The Science of Digitization

Line By Line Revivals

Case Study

Problem

Faber and Faber, a significant UK publisher wanted to reproduce out-of-print books with new editions that were line-by-line accurate to the original books, but used modern fonts and paper sizes.

We call these Line-by-Line or LbL PDFs. These books would be available through Print on Demand supply. The same books would be made available as e-Books as well.

The design copyright was with independent third parties so scanned Print on Demand books were not an option.

The source material was the original books with a wide range of ages and quality. Many of the books were sourced from private libraries and could not be damaged in the production process.

The problem was how to go from print to print facsimile and e-books quickly and cost effectively. The publisher had tried several suppliers but were always told while near page matching could be done, line-by-line resetting was probably impossible and very expensive.

They needed 120 books produced per month for three months, winding back to around 30-40 books per month ongoing. As usual the release deadline was approaching.

Solution

Estel Labs takes a relatively high-road in production technology. In the 20 years we have been digitizing content and using digital content production tools like IGP:Digital Publisher we have learnt it is better to keep all data possible and process it out if it is not required for a particular format.

Our in-house OCR and proofing tools always preserves line and page metrics. That means when content is produced via OCR/Proofing we know where every line and page ends. This XML data can be used as part of the output process.

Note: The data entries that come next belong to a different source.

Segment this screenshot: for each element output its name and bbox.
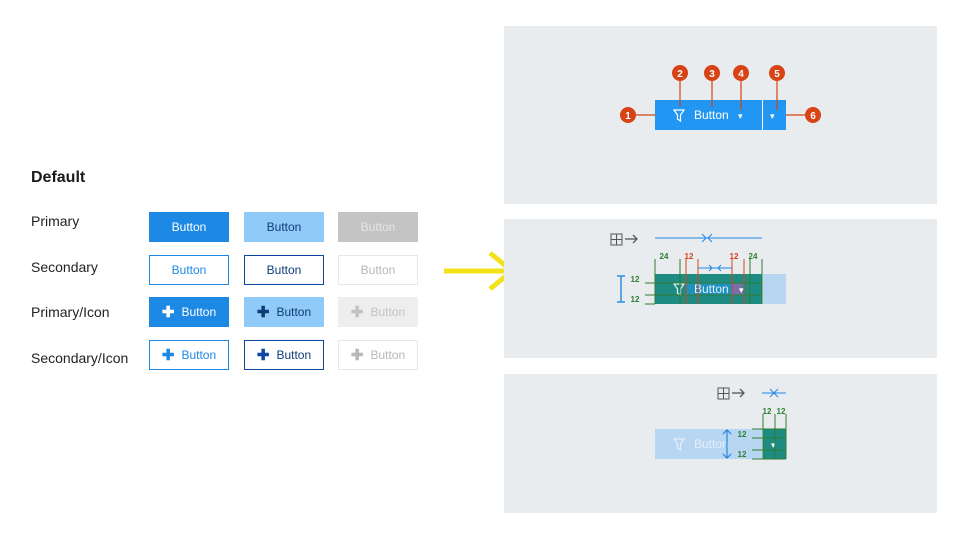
arrow-right-icon [732,388,745,398]
spacing-value: 12 [777,407,786,416]
button-label: Button [360,263,396,277]
callout-1: 1 [625,111,631,122]
callout-4: 4 [738,69,744,80]
button-label: Button [360,220,396,234]
button-label: Button [181,305,217,319]
spacing-value: 24 [660,252,669,261]
secondary-icon-button-disabled: ✚ Button [338,340,418,370]
plus-icon: ✚ [350,303,364,321]
button-label: Button [171,220,207,234]
plus-icon: ✚ [256,303,270,321]
button-label: Button [276,305,312,319]
button-label: Button [694,282,729,296]
secondary-icon-button-hover[interactable]: ✚ Button [244,340,324,370]
button-label: Button [694,437,729,451]
callout-5: 5 [774,69,780,80]
secondary-button-default[interactable]: Button [149,255,229,285]
button-label: Button [370,305,406,319]
spacing-value: 24 [749,252,758,261]
primary-icon-button-hover[interactable]: ✚ Button [244,297,324,327]
spacing-value: 12 [763,407,772,416]
spacing-value: 12 [730,252,739,261]
secondary-button-disabled: Button [338,255,418,285]
primary-button-hover[interactable]: Button [244,212,324,242]
chevron-down-icon: ▾ [739,285,744,295]
spacing-value: 12 [631,275,640,284]
spacing-value: 12 [685,252,694,261]
chevron-down-icon: ▾ [738,111,743,121]
row-label-primary-icon: Primary/Icon [31,304,110,320]
plus-icon: ✚ [256,346,270,364]
compress-width-indicator [655,233,762,243]
button-label: Button [171,263,207,277]
plus-icon: ✚ [161,346,175,364]
spacing-panel: Button ▾ 24 12 12 24 12 12 [504,219,937,358]
grid-layout-icon [717,387,730,400]
chevron-down-icon: ▾ [770,111,775,121]
secondary-button-hover[interactable]: Button [244,255,324,285]
primary-button-default[interactable]: Button [149,212,229,242]
spacing-value: 12 [738,450,747,459]
arrow-right-icon [625,234,638,244]
secondary-icon-button-default[interactable]: ✚ Button [149,340,229,370]
height-indicator [617,275,625,303]
spacing-value: 12 [738,430,747,439]
row-label-primary: Primary [31,213,80,229]
plus-icon: ✚ [350,346,364,364]
button-label: Button [276,348,312,362]
button-label: Button [266,263,302,277]
plus-icon: ✚ [161,303,175,321]
primary-icon-button-default[interactable]: ✚ Button [149,297,229,327]
row-label-secondary-icon: Secondary/Icon [31,350,129,366]
button-label: Button [266,220,302,234]
callout-3: 3 [709,69,715,80]
primary-button-disabled: Button [338,212,418,242]
button-label: Button [370,348,406,362]
callout-2: 2 [677,69,683,80]
button-label: Button [694,108,729,122]
row-label-secondary: Secondary [31,259,98,275]
section-title: Default [31,169,86,186]
spacing-value: 12 [631,295,640,304]
button-label: Button [181,348,217,362]
compress-width-indicator [762,388,786,398]
compact-panel: Button ▾ 12 12 12 12 [504,374,937,513]
primary-icon-button-disabled: ✚ Button [338,297,418,327]
grid-layout-icon [610,233,623,246]
callout-6: 6 [810,111,816,122]
anatomy-panel: Button ▾ ▾ 1 2 3 4 5 6 [504,26,937,204]
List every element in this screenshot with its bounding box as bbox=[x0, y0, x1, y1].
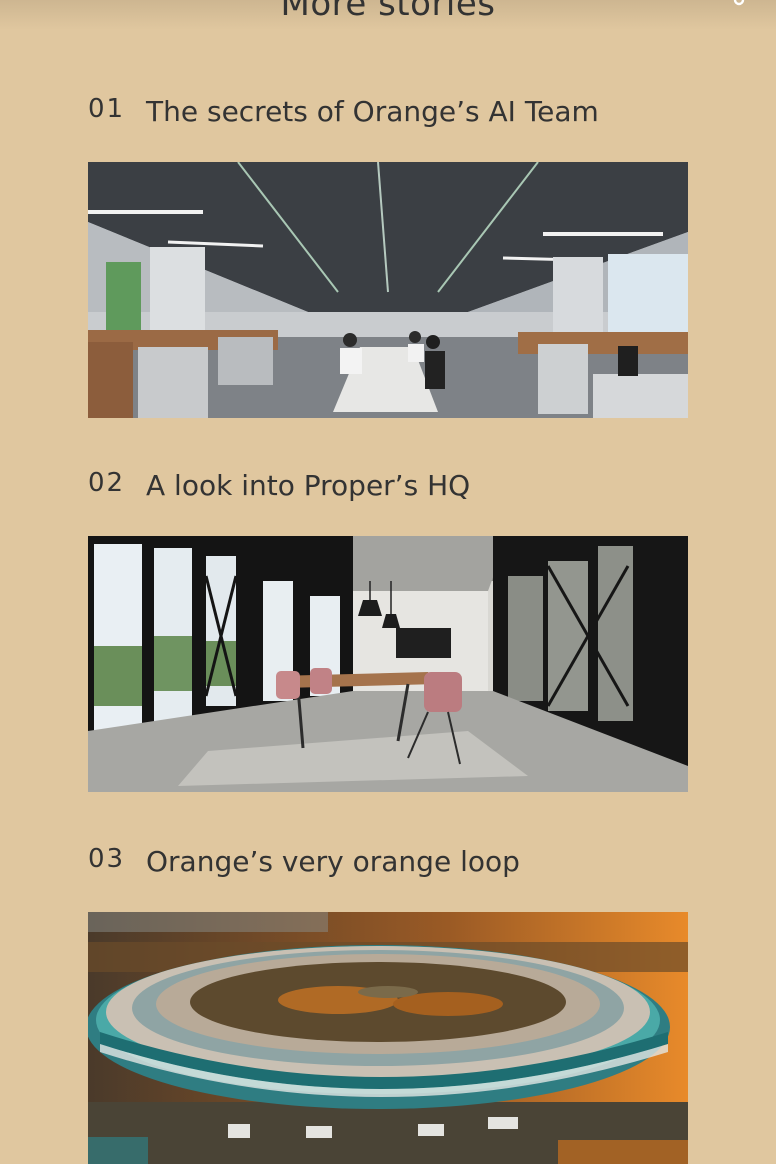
story-item-1[interactable]: 01 The secrets of Orange’s AI Team bbox=[88, 94, 688, 418]
section-title: More stories bbox=[280, 0, 496, 24]
ring-campus-photo-icon bbox=[88, 912, 688, 1164]
story-header: 01 The secrets of Orange’s AI Team bbox=[88, 94, 688, 134]
story-image-office[interactable] bbox=[88, 162, 688, 418]
story-number: 01 bbox=[88, 94, 126, 124]
story-item-2[interactable]: 02 A look into Proper’s HQ bbox=[88, 468, 688, 792]
story-number: 03 bbox=[88, 844, 126, 874]
story-title-link[interactable]: The secrets of Orange’s AI Team bbox=[146, 95, 599, 128]
office-photo-icon bbox=[88, 162, 688, 418]
story-header: 02 A look into Proper’s HQ bbox=[88, 468, 688, 508]
story-header: 03 Orange’s very orange loop bbox=[88, 844, 688, 884]
story-number: 02 bbox=[88, 468, 126, 498]
link-icon[interactable] bbox=[730, 0, 748, 8]
story-image-ring-campus[interactable] bbox=[88, 912, 688, 1164]
story-title-link[interactable]: A look into Proper’s HQ bbox=[146, 469, 470, 502]
meeting-room-photo-icon bbox=[88, 536, 688, 792]
story-title-link[interactable]: Orange’s very orange loop bbox=[146, 845, 520, 878]
story-item-3[interactable]: 03 Orange’s very orange loop bbox=[88, 844, 688, 1164]
story-image-meeting-room[interactable] bbox=[88, 536, 688, 792]
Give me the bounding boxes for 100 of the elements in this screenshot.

One of the more interesting problems that must be addressed is end-of-line (EOL) hyphens, so the tool has a relatively complex algorithm to handle the marking of EOL hyphens for inclusion or exclusion in flowing e-text while preserving the hyphen for the LbL print PDF.

The same problem occurs at the end of a page which may have a hyphen and may or may not be continued on the next page.

IGP:Digital Publisher was ready for the challenge. We had to make sure the staff was as well.

Implementation

We started with a sample set of test books with different ranges of quality and complexity. The books were reasonably simple but some contained illustrations, photographic plate pages and references and indexes to make the process a little more challenging. Some had footnotes that needed to stay in place in the printed book and move in the ePub editions.

The powerful block structuring tagging patterns available in IGP:FoundationXHTML are complete enough to allow any structure to be targeted for specific presentation styling for print; independent of e-book requirements.

The proofing tool outputs the two-pass proofed text with all the required end-of-line and hyphen tags. A little CSS adjustment and the pages present perfectly. After QC editor inspection and fine-tuning output formats can be instantly generated. Line and page breaks are preserved for the PDF production and stripped for the e-Books by IGP:Formats on Demand at format generation time.

To scale for the requirements the development team had to create procedures and production editors had to be trained in the proofing, tagging production and quality inspection methods required.

With digital content production we take the approach there are no heros or geniuses. There are the trained and the untrained. Quality doesn't come from what you do, it comes from how you do it. Our formal approach to training made sure there were enough production editors skilled in the LbL processes and procedures to hit the production targets and quality requirements.

Results

The marketing announcements had been made and production hit the targets every month. We delivered the PDFs straight to the Print on Demand vendor using IGP:Distribution Manager.

Hundreds of Line-by-Line PDFs have been created and delivered with their companion e-book formats. The original content was maintained in our master IGP:Digital Publisher Content system.

18 months after the production of the first books the publisher purchased IGP:Digital Publisher and the books were all transferred to their system. They now have the ability to keep generating new formats from content that was tagged in IGP:FoundationXHTML over eleven years ago.

We continue to produce LbL PDFs and transfer the content directly to the publisher's system on completion.